Aerie Pharmaceuticals (NASDAQ:AERI) 

On Wednesday September 16, 2015 shares of Aeri Pharmaceuticals were up 75% in after-hours trade after the company announced positive phase 3 results for its Rhopressa trial. Rhopressa is a once daily triple action eye drop drug intended to relieve intraocular pressure in patients with either glaucoma or ocular hypertension. One thing to note is that there are a total of three different Rhopressa trials that are running in tangent with one another.

The results displayed on September 16th come from the phase 3 trial known as the “Rocket 2” Study. The Rhopressa drug was dosed as both a once daily and twice daily type of drug. The good news was that the drug was able to meet on the primary endpoint in both the once daily and twice daily dosing regimen. The primary endpoint was for Rhopressa to demonstrate non-inferiority compared to timilol — a placebo drug for these patients — twice daily regimen.

It would have been enough for the drug to achieve its primary endpoint but it also was able to show intraocular pressure lowering through the entire 90-day efficacy period. There was one adverse event seen in the trial of eye redness but that was only seen in the once daily dosing arm of the study. In addition this adverse event is not a serious one therefore it doesn’t take away from the efficacy of the drug to help treat these patients with glaucoma.

It is great to see that investors received a much needed redemption after the previous results which ended in a huge disaster for the share price of Aeri and its shareholders. That is because back in April 23, 2015 shares of Aeri Pharmaceuticals tumbled as much as 64% in one day after announcing that Rhopressa had not met the primary endpoint compared to the placebo timilol. Investors now should keep an eye on the 12-month safety data for Rhopressa which is set to be released in late 2015 or early 2016.

Now that Aeri Pharmaceuticals has these positive results from the Rocket 2 study, and the previous positive Rocket 1 Study results the company expects to file an NDA for Rhopressa in the glaucoma indication by mid 2016.

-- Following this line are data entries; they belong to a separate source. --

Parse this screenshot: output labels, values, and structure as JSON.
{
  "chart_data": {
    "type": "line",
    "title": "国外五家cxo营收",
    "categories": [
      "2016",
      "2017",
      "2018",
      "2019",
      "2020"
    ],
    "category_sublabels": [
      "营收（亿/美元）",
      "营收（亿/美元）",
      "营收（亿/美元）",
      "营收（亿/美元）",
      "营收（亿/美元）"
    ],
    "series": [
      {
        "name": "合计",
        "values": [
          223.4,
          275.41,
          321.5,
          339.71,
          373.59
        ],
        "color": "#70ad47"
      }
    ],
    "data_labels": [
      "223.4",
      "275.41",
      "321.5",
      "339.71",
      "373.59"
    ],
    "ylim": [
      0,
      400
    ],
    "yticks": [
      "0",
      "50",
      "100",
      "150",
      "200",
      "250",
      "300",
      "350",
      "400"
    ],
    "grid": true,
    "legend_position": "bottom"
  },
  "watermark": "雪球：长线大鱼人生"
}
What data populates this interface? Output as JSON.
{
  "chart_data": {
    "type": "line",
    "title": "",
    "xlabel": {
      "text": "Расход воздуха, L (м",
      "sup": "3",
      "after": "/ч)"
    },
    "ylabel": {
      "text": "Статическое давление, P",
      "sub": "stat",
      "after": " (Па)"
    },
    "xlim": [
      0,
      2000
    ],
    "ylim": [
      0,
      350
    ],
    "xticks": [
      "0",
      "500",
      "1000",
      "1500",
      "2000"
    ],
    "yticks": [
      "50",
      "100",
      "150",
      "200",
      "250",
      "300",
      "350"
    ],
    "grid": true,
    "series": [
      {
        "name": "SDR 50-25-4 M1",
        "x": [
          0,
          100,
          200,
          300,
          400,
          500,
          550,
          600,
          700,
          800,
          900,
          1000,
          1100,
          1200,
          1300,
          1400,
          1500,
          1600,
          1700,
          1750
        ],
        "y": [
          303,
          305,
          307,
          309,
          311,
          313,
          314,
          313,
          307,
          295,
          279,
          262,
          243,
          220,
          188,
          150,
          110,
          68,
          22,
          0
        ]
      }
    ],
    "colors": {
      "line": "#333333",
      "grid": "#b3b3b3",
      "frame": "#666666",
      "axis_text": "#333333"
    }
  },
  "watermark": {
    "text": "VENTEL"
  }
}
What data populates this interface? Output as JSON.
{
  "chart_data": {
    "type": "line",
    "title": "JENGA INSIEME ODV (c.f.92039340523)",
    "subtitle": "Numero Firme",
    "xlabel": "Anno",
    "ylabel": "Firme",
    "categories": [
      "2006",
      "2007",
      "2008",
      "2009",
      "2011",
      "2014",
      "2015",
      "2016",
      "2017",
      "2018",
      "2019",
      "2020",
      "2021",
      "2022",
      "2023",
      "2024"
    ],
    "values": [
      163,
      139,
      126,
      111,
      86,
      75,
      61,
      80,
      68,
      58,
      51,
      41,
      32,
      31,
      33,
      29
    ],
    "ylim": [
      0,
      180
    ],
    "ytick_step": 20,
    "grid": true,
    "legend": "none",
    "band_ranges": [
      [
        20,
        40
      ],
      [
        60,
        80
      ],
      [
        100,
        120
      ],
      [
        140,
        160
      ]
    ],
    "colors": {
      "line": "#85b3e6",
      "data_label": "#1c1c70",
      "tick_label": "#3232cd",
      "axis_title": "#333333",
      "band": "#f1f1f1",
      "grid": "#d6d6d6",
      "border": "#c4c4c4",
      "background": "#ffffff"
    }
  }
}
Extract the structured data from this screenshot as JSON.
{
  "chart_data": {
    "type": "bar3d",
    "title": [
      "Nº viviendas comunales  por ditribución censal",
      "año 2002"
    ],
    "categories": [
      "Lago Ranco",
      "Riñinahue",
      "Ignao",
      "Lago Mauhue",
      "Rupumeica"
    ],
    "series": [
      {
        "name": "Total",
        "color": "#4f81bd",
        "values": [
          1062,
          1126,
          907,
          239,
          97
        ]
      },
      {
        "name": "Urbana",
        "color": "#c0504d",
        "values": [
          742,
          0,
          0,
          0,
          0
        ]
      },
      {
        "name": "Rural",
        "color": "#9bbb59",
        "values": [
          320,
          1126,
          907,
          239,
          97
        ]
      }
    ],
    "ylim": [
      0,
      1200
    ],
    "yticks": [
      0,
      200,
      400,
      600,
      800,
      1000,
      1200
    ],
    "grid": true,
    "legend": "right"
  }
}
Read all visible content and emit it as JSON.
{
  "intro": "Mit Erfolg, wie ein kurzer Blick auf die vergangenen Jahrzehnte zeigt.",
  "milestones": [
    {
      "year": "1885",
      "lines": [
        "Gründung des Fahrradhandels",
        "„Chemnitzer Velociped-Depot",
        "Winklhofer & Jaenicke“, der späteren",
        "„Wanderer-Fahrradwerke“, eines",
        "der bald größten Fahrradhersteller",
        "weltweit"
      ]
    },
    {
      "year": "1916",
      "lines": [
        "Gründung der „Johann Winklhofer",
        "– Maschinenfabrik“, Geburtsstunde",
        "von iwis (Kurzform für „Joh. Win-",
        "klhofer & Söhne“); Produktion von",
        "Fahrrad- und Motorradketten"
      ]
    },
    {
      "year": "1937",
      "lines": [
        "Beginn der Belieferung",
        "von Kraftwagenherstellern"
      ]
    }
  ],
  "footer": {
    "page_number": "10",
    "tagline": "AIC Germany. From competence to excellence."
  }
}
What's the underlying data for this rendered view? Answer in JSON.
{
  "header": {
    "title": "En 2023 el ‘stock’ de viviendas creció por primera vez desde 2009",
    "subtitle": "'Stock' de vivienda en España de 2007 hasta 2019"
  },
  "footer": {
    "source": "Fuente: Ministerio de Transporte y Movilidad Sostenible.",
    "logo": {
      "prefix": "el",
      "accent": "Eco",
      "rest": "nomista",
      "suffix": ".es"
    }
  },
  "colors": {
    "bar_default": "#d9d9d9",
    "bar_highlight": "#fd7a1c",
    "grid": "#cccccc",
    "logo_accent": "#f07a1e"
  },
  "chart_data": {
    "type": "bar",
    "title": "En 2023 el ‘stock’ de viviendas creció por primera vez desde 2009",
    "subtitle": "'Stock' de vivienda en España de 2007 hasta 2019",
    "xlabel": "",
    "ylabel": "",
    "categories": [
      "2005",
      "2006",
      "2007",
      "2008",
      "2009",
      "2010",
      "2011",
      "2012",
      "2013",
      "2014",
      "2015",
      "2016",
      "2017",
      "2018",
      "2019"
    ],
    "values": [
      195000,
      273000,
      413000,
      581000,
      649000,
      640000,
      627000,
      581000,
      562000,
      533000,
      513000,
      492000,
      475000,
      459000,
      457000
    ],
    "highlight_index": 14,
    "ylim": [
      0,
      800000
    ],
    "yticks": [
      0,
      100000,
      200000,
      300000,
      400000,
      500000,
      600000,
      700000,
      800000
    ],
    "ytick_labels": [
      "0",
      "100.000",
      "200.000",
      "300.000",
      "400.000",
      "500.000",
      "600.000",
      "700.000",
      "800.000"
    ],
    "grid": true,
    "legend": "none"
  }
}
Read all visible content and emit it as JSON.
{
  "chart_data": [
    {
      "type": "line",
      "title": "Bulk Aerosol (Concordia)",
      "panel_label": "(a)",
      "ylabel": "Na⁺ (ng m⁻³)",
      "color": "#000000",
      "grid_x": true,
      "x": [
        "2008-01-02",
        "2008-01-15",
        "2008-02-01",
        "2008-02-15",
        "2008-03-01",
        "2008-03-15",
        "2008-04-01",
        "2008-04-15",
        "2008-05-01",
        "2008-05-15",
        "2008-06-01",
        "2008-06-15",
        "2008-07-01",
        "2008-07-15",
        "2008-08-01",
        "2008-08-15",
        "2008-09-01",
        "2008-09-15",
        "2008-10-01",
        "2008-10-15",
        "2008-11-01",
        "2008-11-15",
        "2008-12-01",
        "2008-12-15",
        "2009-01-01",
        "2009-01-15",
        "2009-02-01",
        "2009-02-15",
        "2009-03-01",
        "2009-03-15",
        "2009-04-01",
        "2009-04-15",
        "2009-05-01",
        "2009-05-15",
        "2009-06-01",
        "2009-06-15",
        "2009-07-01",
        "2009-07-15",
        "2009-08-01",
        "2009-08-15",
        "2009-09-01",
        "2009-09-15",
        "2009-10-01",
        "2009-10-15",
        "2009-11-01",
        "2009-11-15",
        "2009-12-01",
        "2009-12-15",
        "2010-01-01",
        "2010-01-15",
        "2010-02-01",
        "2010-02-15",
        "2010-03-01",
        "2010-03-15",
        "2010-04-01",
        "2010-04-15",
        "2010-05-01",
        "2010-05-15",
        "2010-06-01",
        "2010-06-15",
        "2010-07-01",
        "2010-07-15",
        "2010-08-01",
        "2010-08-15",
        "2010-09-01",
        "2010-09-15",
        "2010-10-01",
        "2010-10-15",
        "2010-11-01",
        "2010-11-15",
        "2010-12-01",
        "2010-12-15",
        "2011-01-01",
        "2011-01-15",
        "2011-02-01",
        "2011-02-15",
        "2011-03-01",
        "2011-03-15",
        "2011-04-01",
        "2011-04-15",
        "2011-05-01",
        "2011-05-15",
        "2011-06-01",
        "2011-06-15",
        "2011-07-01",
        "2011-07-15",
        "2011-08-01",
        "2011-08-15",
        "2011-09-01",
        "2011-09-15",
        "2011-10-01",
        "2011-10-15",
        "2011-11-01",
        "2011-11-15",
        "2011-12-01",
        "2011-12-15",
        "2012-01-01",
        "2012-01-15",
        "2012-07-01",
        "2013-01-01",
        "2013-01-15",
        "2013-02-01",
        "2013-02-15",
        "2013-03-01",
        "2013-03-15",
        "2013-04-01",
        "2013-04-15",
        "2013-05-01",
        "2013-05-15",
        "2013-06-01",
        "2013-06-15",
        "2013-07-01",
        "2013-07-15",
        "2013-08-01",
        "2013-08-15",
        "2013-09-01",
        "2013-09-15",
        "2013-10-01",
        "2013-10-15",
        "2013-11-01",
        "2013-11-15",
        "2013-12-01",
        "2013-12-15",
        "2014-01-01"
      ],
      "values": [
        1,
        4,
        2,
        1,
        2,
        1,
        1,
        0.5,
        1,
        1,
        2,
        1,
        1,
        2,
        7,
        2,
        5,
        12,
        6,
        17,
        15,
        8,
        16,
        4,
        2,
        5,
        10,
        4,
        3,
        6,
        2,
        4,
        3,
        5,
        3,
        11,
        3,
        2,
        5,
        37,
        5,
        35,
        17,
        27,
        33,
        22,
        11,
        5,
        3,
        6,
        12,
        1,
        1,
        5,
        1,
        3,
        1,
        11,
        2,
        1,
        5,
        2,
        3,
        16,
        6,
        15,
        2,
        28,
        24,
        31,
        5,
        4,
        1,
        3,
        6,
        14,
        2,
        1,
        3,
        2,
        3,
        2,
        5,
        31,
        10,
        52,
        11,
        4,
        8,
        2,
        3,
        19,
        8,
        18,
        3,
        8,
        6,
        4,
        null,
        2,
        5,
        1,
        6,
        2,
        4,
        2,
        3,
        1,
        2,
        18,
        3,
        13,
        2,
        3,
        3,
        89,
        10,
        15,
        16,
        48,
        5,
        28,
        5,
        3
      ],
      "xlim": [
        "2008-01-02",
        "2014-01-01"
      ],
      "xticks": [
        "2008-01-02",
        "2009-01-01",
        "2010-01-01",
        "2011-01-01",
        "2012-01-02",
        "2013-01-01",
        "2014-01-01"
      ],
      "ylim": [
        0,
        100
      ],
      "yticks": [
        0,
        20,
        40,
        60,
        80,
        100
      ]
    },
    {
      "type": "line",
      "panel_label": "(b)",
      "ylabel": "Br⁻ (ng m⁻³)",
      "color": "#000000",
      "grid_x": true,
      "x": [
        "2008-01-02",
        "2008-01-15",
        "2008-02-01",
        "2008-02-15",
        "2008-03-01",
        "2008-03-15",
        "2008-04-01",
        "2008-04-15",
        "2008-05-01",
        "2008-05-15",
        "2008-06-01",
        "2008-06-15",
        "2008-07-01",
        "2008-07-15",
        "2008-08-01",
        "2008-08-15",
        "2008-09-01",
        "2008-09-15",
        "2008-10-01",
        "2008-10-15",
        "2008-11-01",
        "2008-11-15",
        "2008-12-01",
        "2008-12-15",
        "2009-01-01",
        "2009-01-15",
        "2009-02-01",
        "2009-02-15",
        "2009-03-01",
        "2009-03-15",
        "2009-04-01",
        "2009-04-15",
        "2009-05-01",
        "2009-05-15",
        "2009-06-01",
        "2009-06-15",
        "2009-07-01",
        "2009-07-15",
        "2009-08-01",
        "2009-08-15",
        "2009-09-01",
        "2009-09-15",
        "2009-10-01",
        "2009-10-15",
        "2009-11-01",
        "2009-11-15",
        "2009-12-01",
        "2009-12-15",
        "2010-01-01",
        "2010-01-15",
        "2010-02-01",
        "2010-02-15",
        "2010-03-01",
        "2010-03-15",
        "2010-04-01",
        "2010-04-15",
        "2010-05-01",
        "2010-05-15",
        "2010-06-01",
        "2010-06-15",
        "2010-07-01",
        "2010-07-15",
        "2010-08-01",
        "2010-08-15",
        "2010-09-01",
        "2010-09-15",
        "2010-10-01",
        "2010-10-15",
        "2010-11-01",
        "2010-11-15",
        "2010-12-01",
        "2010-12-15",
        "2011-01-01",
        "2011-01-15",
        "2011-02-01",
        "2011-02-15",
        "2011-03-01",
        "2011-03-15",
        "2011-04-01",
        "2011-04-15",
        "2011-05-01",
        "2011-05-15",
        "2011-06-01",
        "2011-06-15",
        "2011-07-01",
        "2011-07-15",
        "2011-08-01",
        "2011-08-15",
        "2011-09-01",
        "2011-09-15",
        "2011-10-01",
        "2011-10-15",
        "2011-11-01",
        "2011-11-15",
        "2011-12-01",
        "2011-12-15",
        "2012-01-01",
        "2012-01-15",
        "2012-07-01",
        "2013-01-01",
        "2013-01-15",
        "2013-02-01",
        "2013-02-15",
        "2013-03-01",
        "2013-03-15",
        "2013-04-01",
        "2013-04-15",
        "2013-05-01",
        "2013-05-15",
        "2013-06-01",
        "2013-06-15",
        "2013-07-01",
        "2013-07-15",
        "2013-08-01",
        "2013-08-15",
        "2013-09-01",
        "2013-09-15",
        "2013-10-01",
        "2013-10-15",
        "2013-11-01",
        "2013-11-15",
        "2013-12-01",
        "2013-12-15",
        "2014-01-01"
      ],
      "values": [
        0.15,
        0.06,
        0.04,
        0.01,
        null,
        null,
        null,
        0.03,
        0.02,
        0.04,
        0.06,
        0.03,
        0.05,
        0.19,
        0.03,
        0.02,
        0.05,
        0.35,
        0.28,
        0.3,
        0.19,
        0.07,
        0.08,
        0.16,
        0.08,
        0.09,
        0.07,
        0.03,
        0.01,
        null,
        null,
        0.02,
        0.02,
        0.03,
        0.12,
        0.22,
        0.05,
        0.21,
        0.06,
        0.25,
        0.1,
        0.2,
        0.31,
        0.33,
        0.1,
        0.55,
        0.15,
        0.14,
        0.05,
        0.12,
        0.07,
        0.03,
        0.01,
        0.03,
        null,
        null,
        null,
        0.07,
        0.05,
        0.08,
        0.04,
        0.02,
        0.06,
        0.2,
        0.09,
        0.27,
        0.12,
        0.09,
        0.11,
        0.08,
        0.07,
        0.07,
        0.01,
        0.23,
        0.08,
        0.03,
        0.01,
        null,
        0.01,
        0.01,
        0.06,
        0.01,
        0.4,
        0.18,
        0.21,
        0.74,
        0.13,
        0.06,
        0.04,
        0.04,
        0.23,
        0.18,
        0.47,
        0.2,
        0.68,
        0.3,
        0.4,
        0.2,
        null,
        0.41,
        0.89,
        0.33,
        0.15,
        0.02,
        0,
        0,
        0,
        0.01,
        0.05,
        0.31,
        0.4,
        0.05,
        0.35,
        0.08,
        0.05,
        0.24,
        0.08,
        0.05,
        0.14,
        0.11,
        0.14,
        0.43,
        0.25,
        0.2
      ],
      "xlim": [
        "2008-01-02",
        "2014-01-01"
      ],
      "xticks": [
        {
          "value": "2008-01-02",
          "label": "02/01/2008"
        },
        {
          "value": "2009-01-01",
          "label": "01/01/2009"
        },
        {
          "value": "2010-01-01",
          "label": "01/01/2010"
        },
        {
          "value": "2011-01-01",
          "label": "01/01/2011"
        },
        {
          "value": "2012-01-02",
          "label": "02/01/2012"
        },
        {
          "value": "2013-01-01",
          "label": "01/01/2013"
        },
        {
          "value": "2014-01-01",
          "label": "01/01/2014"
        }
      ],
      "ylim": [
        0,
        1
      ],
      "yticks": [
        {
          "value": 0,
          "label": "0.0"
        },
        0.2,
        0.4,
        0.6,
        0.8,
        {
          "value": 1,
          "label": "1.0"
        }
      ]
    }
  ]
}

Can-Fite Biopharma (NASDAQ:CANF) 

On Thursday September 17, 2015 shares of Can-Fite Biopharma soared 92% after the company reported that it was given the FDA Fast Track Status for its liver cancer drug. The company’s liver cancer drug is known as CF-102 and is currently in a phase 2 clinical trial targeting Child Pugh Class B Cirrhosis. This CF-102 drug is being tested against a placebo to determine if it can achieve greater efficacy.

The patients in this trial are very ill, because these patients had already failed with a previous treatment that uses standard of care known as Nexavar. The current phase 2 trial uses 25 mg of CF-102 compared to a placebo compound. The reason why Can-Fite chose the 25 mg dosing of this drug is because in a previous phase 1/2 trial it was established to be the most efficacious dose.

Fast-Track Status is given to biotechnology companies to be able to bring drugs that treat unmet medial needs to market at a quicker pace. When a biotechnology company receives this indication there are many benefits that help move the drug along quicker through the approval process. For instance a biotechnology company gets additional communication from the FDA which is a huge advantage. Not only that but it gives the company the ability to file the New Drug Application — NDA — on a rolling basis.

What that means that the company can submit the NDA early and then update the results as they come in. This avoids having to wait until all clinical results are in and then having to wait a year before the FDA can review the drug. As you can see this provides quicker access for any biotechnology company that receives this FDA Fast Track Status.